Taoiseach Leo Varadkar said there would be a certain level of disruption caused by the UK's exit from the EU but that the government was doing all it could to minimise it.
Mr Varadkar said: "I urge businesses to step up their contingency planning for a no-deal Brexit and to utilise the supports available.
"Brexit of any kind means change for the worse and no country can be fully prepared for no deal.
"It is uncharted territory."
Mr Varadkar made the comments on the second day of debate in the Dáil on the government's no-deal Brexit emergency plans.
The debate got under way in the Dáil on Tuesday following the publication of the proposed legislation on Friday.
The Omnibus Bill, which will be fast-tracked through the Oireachtas, features a wide range of worst-case contingency laws that will be enacted if the UK leaves the EU without a deal.
It is designed to support businesses and jobs affected by a no-deal and secure ongoing access to essential services and products across the border.
Mr Varadkar told TD's that it was essential that the bill passes through all stages of the Dáil and Seanad in a timely fashion to ensure it is ready to be used on March 29 if needed.
Fianna Fáil leader Michéal Martin said nobody could seriously claim that businesses would be fully prepared by March 29, despite the many contingency plans that are under way.

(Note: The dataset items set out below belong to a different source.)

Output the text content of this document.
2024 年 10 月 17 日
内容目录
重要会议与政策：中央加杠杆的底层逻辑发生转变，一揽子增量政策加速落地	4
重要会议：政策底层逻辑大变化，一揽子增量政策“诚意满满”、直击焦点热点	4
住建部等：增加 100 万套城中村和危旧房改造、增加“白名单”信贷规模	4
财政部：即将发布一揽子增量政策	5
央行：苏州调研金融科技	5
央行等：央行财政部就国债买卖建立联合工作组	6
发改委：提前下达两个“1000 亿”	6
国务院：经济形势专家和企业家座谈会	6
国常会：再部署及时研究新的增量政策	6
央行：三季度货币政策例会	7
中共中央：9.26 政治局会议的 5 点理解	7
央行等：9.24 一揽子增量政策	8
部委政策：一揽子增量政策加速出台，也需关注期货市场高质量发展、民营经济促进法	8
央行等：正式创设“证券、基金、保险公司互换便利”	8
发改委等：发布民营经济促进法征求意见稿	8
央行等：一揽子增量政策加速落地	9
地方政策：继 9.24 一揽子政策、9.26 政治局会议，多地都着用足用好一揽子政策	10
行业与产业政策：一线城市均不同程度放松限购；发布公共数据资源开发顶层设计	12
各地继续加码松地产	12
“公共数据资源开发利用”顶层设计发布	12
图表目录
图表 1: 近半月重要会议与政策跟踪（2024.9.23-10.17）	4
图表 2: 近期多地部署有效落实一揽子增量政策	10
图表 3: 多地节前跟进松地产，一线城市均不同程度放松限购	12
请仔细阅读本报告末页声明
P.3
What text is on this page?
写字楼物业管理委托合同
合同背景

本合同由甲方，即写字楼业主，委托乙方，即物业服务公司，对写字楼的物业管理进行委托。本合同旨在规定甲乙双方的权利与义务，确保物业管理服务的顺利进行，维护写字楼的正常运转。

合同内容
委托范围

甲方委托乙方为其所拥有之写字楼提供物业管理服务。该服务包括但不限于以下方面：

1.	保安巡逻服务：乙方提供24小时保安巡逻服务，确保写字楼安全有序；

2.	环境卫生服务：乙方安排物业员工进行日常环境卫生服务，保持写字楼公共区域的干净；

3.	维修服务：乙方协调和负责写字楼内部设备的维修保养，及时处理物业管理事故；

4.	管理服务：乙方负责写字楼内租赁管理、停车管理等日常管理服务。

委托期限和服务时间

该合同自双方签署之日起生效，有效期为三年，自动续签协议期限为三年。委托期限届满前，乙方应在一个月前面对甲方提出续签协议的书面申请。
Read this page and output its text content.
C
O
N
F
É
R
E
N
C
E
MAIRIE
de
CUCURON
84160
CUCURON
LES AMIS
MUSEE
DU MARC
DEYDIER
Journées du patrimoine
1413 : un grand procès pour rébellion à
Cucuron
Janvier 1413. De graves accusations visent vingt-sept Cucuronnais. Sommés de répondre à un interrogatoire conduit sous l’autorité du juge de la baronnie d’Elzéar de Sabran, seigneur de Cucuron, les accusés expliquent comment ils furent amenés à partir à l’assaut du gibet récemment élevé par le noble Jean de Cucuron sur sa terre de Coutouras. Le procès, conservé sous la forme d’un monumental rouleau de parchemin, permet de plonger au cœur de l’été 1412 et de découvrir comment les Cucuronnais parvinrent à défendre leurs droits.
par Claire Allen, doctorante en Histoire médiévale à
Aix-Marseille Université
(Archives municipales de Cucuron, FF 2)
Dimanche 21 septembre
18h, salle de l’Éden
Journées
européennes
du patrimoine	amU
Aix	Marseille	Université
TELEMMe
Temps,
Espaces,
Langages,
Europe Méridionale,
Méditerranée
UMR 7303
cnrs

"The government has not answered the simple question of what will happen at the border on March 29 if there is no deal," he said,
"We have been told repeatedly what is 'not being contemplated' or 'not being planned' – but equally we have been told that a hard Brexit, and a no-deal is the hardest of all Brexits, will cause serious disruption."
Mr Martin claimed the taoiseach, foreign affairs minister Simon Coveney and transport minister Shane Ross had all made "entirely contradictory statements".
"According to the taoiseach, the army may be sent to the border. According to minister Ross, there may be security checks," he said.
"But according to the tánaiste, there are no such actions likely or being considered."
Mr Martin told the Dáil that clarity was needed on the matter.
"It is just not credible for the government to claim it has not studied what might happen or not happen at the border on March 29," he said.
Mr Martin said that despite the bill being debated too close to the March deadline, it must be passed.
The bill, known as the Miscellaneous Provisions (Withdrawal of the United Kingdom from the European Union on 29 March 2019) Bill, is made up of 15 parts and was prepared by nine ministers.
The proposed laws cover a wide range of areas and focus on protecting Irish citizens' rights, supporting businesses and jobs, healthcare, transport, education and energy.